Giovanni CESCA

Giovanni Cesca

 
Giovanni Cesca was born in 1947 in San Donà di Piave, where he currently lives and works.  He attendend the Istituto d’Arte dei Carmini in Venice, his major being the fresco technique and in 1970 he graduated in Paintig with honours at the Academy of Fine Arts of the same city.

Since 1967 he has participated in the Italian artistic life with various one-man and collective exhibitions and participated in both national and international art specials.  

The most important collective exhibitions Cesca participated in where held in Rome, Venice, Livorno, Pordenone, Perugia, Trevi, Florence, Vienna, Tokyo, Nagoya, Gand, New York.  He had more than forty one-man exibitions in various Italian  and foreign cities such as Milan, Venice, Bologna, Florence, Naples, Savona, Bergamo, Ferrara, Treviso, Sarajevo, Zara, Zagabria, Amburgo, Rotterdam.  

During his forty-two years of activity the artist has furthered different fields of expression presenting in the exhibitions works created through different pictorial techniques, graphic works,and installations.  

He has created mosaiques and pictorial works for  temples and places of worship, the most recent of which is the Via Crucis with the Altar Table of the Church of Santa Maria Assunta of San Dona’ di Piave.

Documents on his artistic activity are to be found at the Historical Archive of Contemporary Arts of Venice, the Archive for the Italian Arts of the 1900’s in the Kunsthistorisches Institut  of Florence and in the Archive of the Ragghianti Institution of Lucca.   

His name has also been placed in the prestigious Art Dictionary “Allgemeines Kunstlerlexicon” published in Germany.

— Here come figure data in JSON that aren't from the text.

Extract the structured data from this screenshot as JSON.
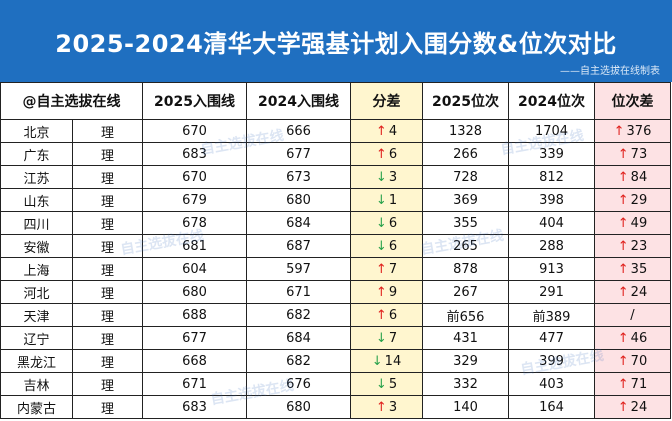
{
  "header": {
    "title": "2025-2024清华大学强基计划入围分数&位次对比",
    "credit": "——自主选拔在线制表"
  },
  "table": {
    "columns": [
      "@自主选拔在线",
      "",
      "2025入围线",
      "2024入围线",
      "分差",
      "2025位次",
      "2024位次",
      "位次差"
    ],
    "rows": [
      {
        "province": "北京",
        "subject": "理",
        "score2025": "670",
        "score2024": "666",
        "diff_dir": "up",
        "diff": "4",
        "rank2025": "1328",
        "rank2024": "1704",
        "rdiff_dir": "up",
        "rdiff": "376"
      },
      {
        "province": "广东",
        "subject": "理",
        "score2025": "683",
        "score2024": "677",
        "diff_dir": "up",
        "diff": "6",
        "rank2025": "266",
        "rank2024": "339",
        "rdiff_dir": "up",
        "rdiff": "73"
      },
      {
        "province": "江苏",
        "subject": "理",
        "score2025": "670",
        "score2024": "673",
        "diff_dir": "down",
        "diff": "3",
        "rank2025": "728",
        "rank2024": "812",
        "rdiff_dir": "up",
        "rdiff": "84"
      },
      {
        "province": "山东",
        "subject": "理",
        "score2025": "679",
        "score2024": "680",
        "diff_dir": "down",
        "diff": "1",
        "rank2025": "369",
        "rank2024": "398",
        "rdiff_dir": "up",
        "rdiff": "29"
      },
      {
        "province": "四川",
        "subject": "理",
        "score2025": "678",
        "score2024": "684",
        "diff_dir": "down",
        "diff": "6",
        "rank2025": "355",
        "rank2024": "404",
        "rdiff_dir": "up",
        "rdiff": "49"
      },
      {
        "province": "安徽",
        "subject": "理",
        "score2025": "681",
        "score2024": "687",
        "diff_dir": "down",
        "diff": "6",
        "rank2025": "265",
        "rank2024": "288",
        "rdiff_dir": "up",
        "rdiff": "23"
      },
      {
        "province": "上海",
        "subject": "理",
        "score2025": "604",
        "score2024": "597",
        "diff_dir": "up",
        "diff": "7",
        "rank2025": "878",
        "rank2024": "913",
        "rdiff_dir": "up",
        "rdiff": "35"
      },
      {
        "province": "河北",
        "subject": "理",
        "score2025": "680",
        "score2024": "671",
        "diff_dir": "up",
        "diff": "9",
        "rank2025": "267",
        "rank2024": "291",
        "rdiff_dir": "up",
        "rdiff": "24"
      },
      {
        "province": "天津",
        "subject": "理",
        "score2025": "688",
        "score2024": "682",
        "diff_dir": "up",
        "diff": "6",
        "rank2025": "前656",
        "rank2024": "前389",
        "rdiff_dir": "",
        "rdiff": "/"
      },
      {
        "province": "辽宁",
        "subject": "理",
        "score2025": "677",
        "score2024": "684",
        "diff_dir": "down",
        "diff": "7",
        "rank2025": "431",
        "rank2024": "477",
        "rdiff_dir": "up",
        "rdiff": "46"
      },
      {
        "province": "黑龙江",
        "subject": "理",
        "score2025": "668",
        "score2024": "682",
        "diff_dir": "down",
        "diff": "14",
        "rank2025": "329",
        "rank2024": "399",
        "rdiff_dir": "up",
        "rdiff": "70"
      },
      {
        "province": "吉林",
        "subject": "理",
        "score2025": "671",
        "score2024": "676",
        "diff_dir": "down",
        "diff": "5",
        "rank2025": "332",
        "rank2024": "403",
        "rdiff_dir": "up",
        "rdiff": "71"
      },
      {
        "province": "内蒙古",
        "subject": "理",
        "score2025": "683",
        "score2024": "680",
        "diff_dir": "up",
        "diff": "3",
        "rank2025": "140",
        "rank2024": "164",
        "rdiff_dir": "up",
        "rdiff": "24"
      }
    ]
  },
  "icons": {
    "up": "up-arrow-icon",
    "down": "down-arrow-icon"
  },
  "colors": {
    "banner": "#1f6fc0",
    "diff_column": "#fff6cf",
    "rank_diff_column": "#fde2e4",
    "up_arrow": "#e0201c",
    "down_arrow": "#27a14a"
  },
  "watermark": "自主选拔在线"
}
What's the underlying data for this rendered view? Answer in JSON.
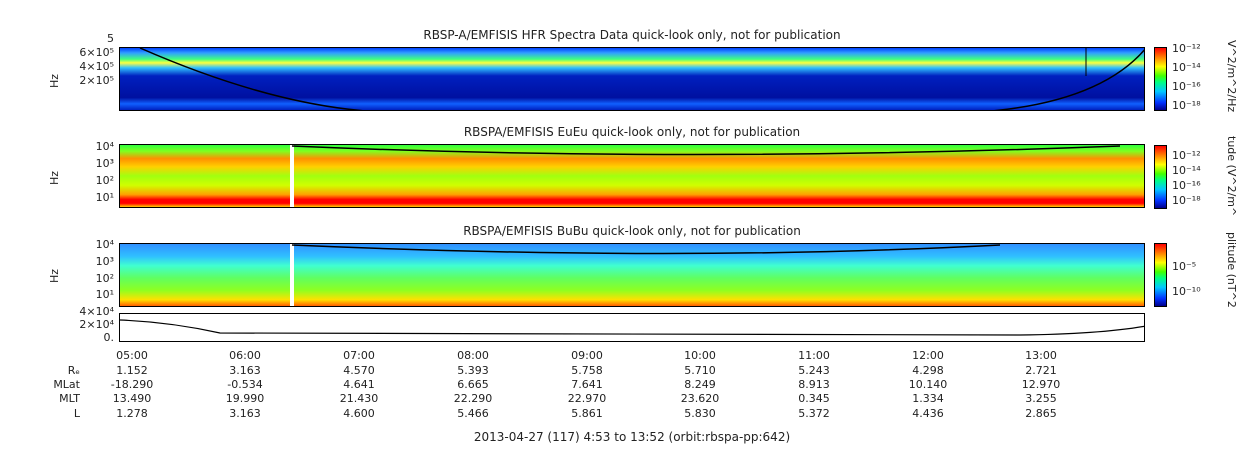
{
  "panels": [
    {
      "title": "RBSP-A/EMFISIS  HFR Spectra Data quick-look only, not for publication",
      "ylabel": "Hz",
      "yticks": [
        "6×10⁵",
        "4×10⁵",
        "2×10⁵"
      ],
      "ytop": "5",
      "cbar_label": "V^2/m^2/Hz",
      "cbar_ticks": [
        "10⁻¹²",
        "10⁻¹⁴",
        "10⁻¹⁶",
        "10⁻¹⁸"
      ]
    },
    {
      "title": "RBSPA/EMFISIS  EuEu quick-look only, not for publication",
      "ylabel": "Hz",
      "yticks": [
        "10⁴",
        "10³",
        "10²",
        "10¹"
      ],
      "cbar_label": "tude (V^2/m^",
      "cbar_ticks": [
        "10⁻¹²",
        "10⁻¹⁴",
        "10⁻¹⁶",
        "10⁻¹⁸"
      ]
    },
    {
      "title": "RBSPA/EMFISIS  BuBu quick-look only, not for publication",
      "ylabel": "Hz",
      "yticks": [
        "10⁴",
        "10³",
        "10²",
        "10¹"
      ],
      "cbar_label": "plitude (nT^2",
      "cbar_ticks": [
        "10⁻⁵",
        "10⁻¹⁰"
      ]
    },
    {
      "title": "",
      "ylabel": "",
      "yticks": [
        "4×10⁴",
        "2×10⁴",
        "0."
      ]
    }
  ],
  "chart_data": {
    "type": "heatmap",
    "x_ticks": [
      "05:00",
      "06:00",
      "07:00",
      "08:00",
      "09:00",
      "10:00",
      "11:00",
      "12:00",
      "13:00"
    ],
    "ephemeris": [
      {
        "label": "Rₑ",
        "values": [
          "1.152",
          "3.163",
          "4.570",
          "5.393",
          "5.758",
          "5.710",
          "5.243",
          "4.298",
          "2.721"
        ]
      },
      {
        "label": "MLat",
        "values": [
          "-18.290",
          "-0.534",
          "4.641",
          "6.665",
          "7.641",
          "8.249",
          "8.913",
          "10.140",
          "12.970"
        ]
      },
      {
        "label": "MLT",
        "values": [
          "13.490",
          "19.990",
          "21.430",
          "22.290",
          "22.970",
          "23.620",
          "0.345",
          "1.334",
          "3.255"
        ]
      },
      {
        "label": "L",
        "values": [
          "1.278",
          "3.163",
          "4.600",
          "5.466",
          "5.861",
          "5.830",
          "5.372",
          "4.436",
          "2.865"
        ]
      }
    ],
    "footer": "2013-04-27 (117) 4:53 to 13:52 (orbit:rbspa-pp:642)"
  }
}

From the 1990’s he has been studying the theme of “Water” in the Venetian landscape, portraying rivers, canals, resurgent rivers and the lagoons, and of course Venice, the most preminent city of water.

A special care is given also to the development of the theme on the “Ancient Venetians” with an invitation to reflect upon the holy that intertwines with nature, as it could be experienced by the ancient dwellers of the territory since the first millennium B.C.